Does the XIRR on my app include taxes?
No. What your app shows is before tax and before any charges. Your actual take-home return will be lower once you account for capital gains tax, exit loads, and DP charges. That's your Realized XIRR.

My portfolio is up but my XIRR is negative. How?
This usually happens when you invested recently or just before a market dip. XIRR projects that short-term drop over a full year, which makes it look much worse than it is. It's a timing effect, not a sign that something is wrong with your fund.

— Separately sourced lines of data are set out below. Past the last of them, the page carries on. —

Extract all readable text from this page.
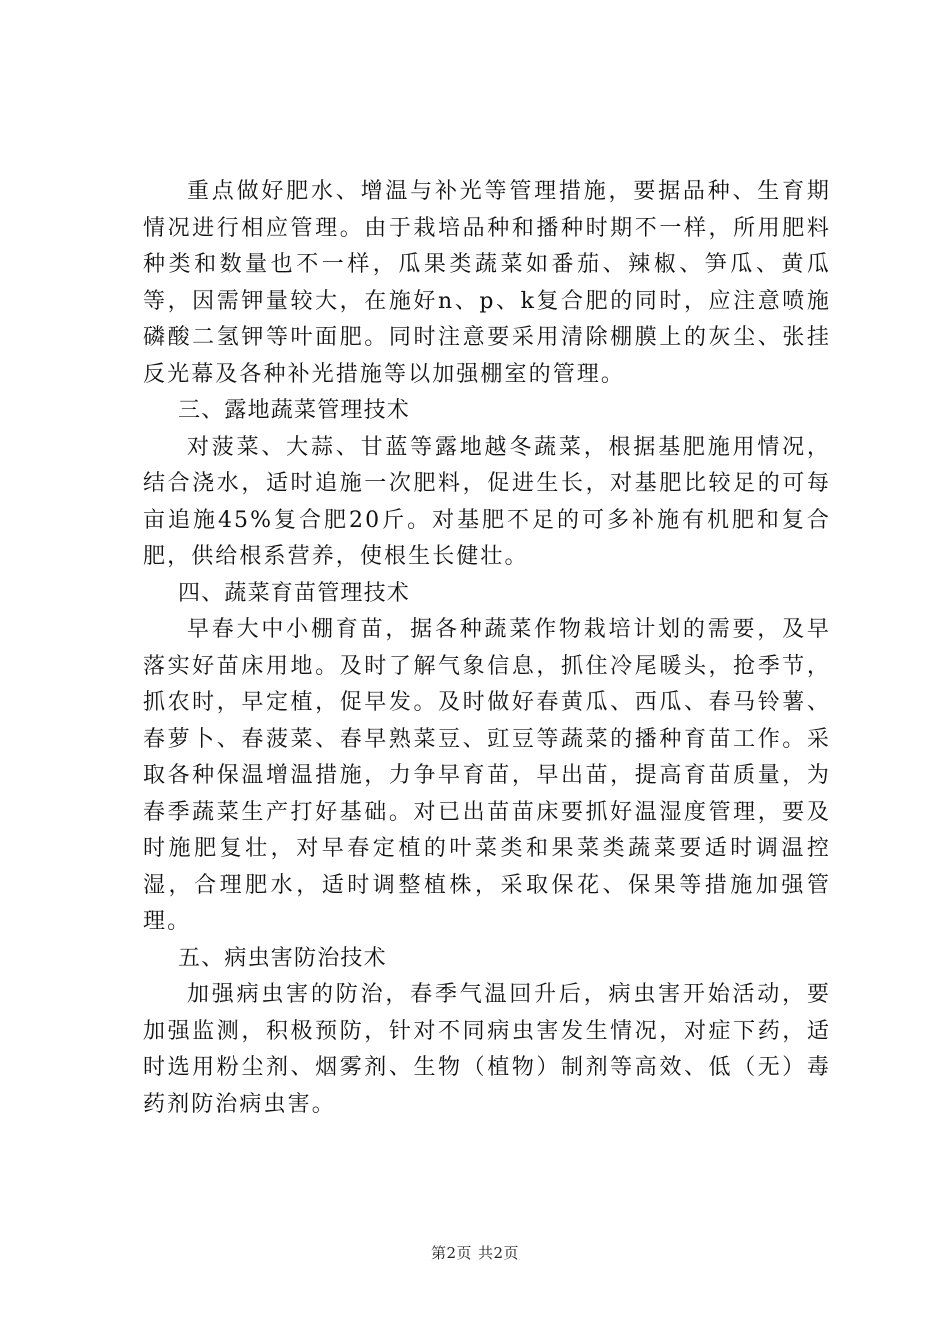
重点做好肥水、增温与补光等管理措施，要据品种、生育期情况进行相应管理。由于栽培品种和播种时期不一样，所用肥料种类和数量也不一样，瓜果类蔬菜如番茄、辣椒、笋瓜、黄瓜等，因需钾量较大，在施好n、p、k复合肥的同时，应注意喷施磷酸二氢钾等叶面肥。同时注意要采用清除棚膜上的灰尘、张挂反光幕及各种补光措施等以加强棚室的管理。

三、露地蔬菜管理技术

对菠菜、大蒜、甘蓝等露地越冬蔬菜，根据基肥施用情况，结合浇水，适时追施一次肥料，促进生长，对基肥比较足的可每亩追施45%复合肥20斤。对基肥不足的可多补施有机肥和复合肥，供给根系营养，使根生长健壮。

四、蔬菜育苗管理技术

早春大中小棚育苗，据各种蔬菜作物栽培计划的需要，及早落实好苗床用地。及时了解气象信息，抓住冷尾暖头，抢季节，抓农时，早定植，促早发。及时做好春黄瓜、西瓜、春马铃薯、春萝卜、春菠菜、春早熟菜豆、豇豆等蔬菜的播种育苗工作。采取各种保温增温措施，力争早育苗，早出苗，提高育苗质量，为春季蔬菜生产打好基础。对已出苗苗床要抓好温湿度管理，要及时施肥复壮，对早春定植的叶菜类和果菜类蔬菜要适时调温控湿，合理肥水，适时调整植株，采取保花、保果等措施加强管理。

五、病虫害防治技术

加强病虫害的防治，春季气温回升后，病虫害开始活动，要加强监测，积极预防，针对不同病虫害发生情况，对症下药，适时选用粉尘剂、烟雾剂、生物（植物）制剂等高效、低（无）毒药剂防治病虫害。

第2页 共2页
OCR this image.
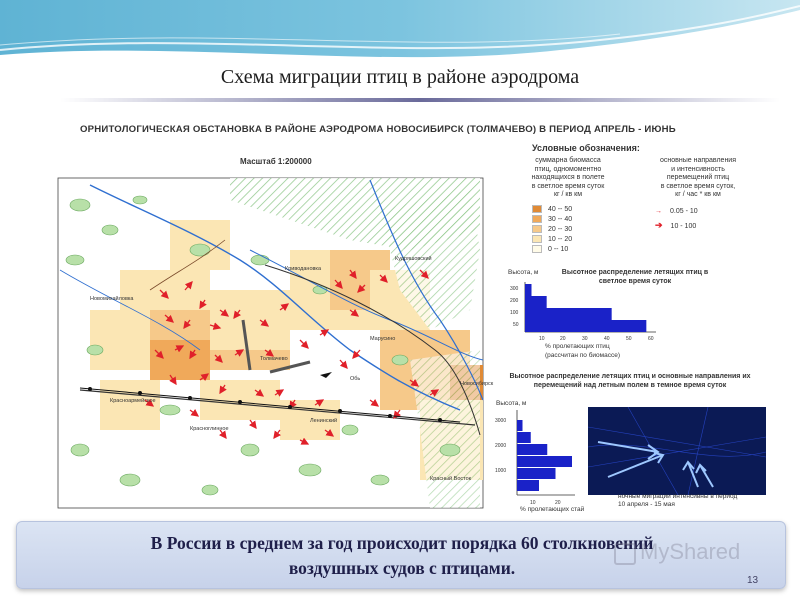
Схема миграции птиц в районе аэродрома
ОРНИТОЛОГИЧЕСКАЯ ОБСТАНОВКА В РАЙОНЕ АЭРОДРОМА НОВОСИБИРСК (ТОЛМАЧЕВО) В ПЕРИОД АПРЕЛЬ - ИЮНЬ
Масштаб 1:200000
Криводановка
Кудряшовский
Обь
Толмачево
Красноармейское
Новосибирск
Ленинский
Красный Восток
Марусино
Красноглинное
Новомихайловка
300
200
100
50
10	20	30	40	50	60
3000
2000
1000
10	20
Условные обозначения:
суммарна биомасса
птиц, одномоментно
находящихся в полете
в светлое время суток
кг / кв км
40 -- 50
30 -- 40
20 -- 30
10 -- 20
0 -- 10
основные направления
и интенсивность
перемещений птиц
в светлое время суток,
кг / час * кв км
→ 0.05 - 10
➔ 10 - 100
Высота, м	Высотное распределение летящих птиц в светлое время суток
% пролетающих птиц
(рассчитан по биомассе)
Высотное распределение летящих птиц и основные направления их перемещений над летным полем в темное время суток
Высота, м
% пролетающих стай
ночные миграции интенсивны в период
10 апреля - 15 мая
В России в среднем за год происходит порядка 60 столкновений
воздушных судов с птицами.
MyShared
13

My XIRR is lower than my friend's in the same fund. Who's doing better?
You can't fairly compare. You both started at different times and at different market levels. Compare your XIRR against your fund's benchmark index instead.

What is the difference between Market XIRR and Realized XIRR?
Market XIRR is what your app shows, assuming you redeem today at current value. Realized XIRR is what actually hits your bank after taxes, exit loads, and DP charges are deducted. Realized XIRR is the number that truly matters for goal planning.

How is XIRR different from IRR?
IRR assumes your payments happen on perfectly fixed dates every time. XIRR works with any dates, including weekends, holidays, or irregular payments. For SIPs, always use XIRR.

Can I use XIRR to compare my direct and regular plan?
Yes, and it's the most accurate way to do it. Run both in the same Excel sheet with the same transaction dates and amounts, but use each plan's respective current NAV as the final value. The XIRR difference shows you the real cost of the commission over time.


Disclaimer: This article is for educational purposes only and does not constitute financial or investment advice. Tax rates are based on the post-Budget 2024 regime and may change. The SEBI circular referenced is SEBI/HO/IMD/DF2/CIR/P/2021/024. Please consult a SEBI-registered financial advisor before making investment decisions.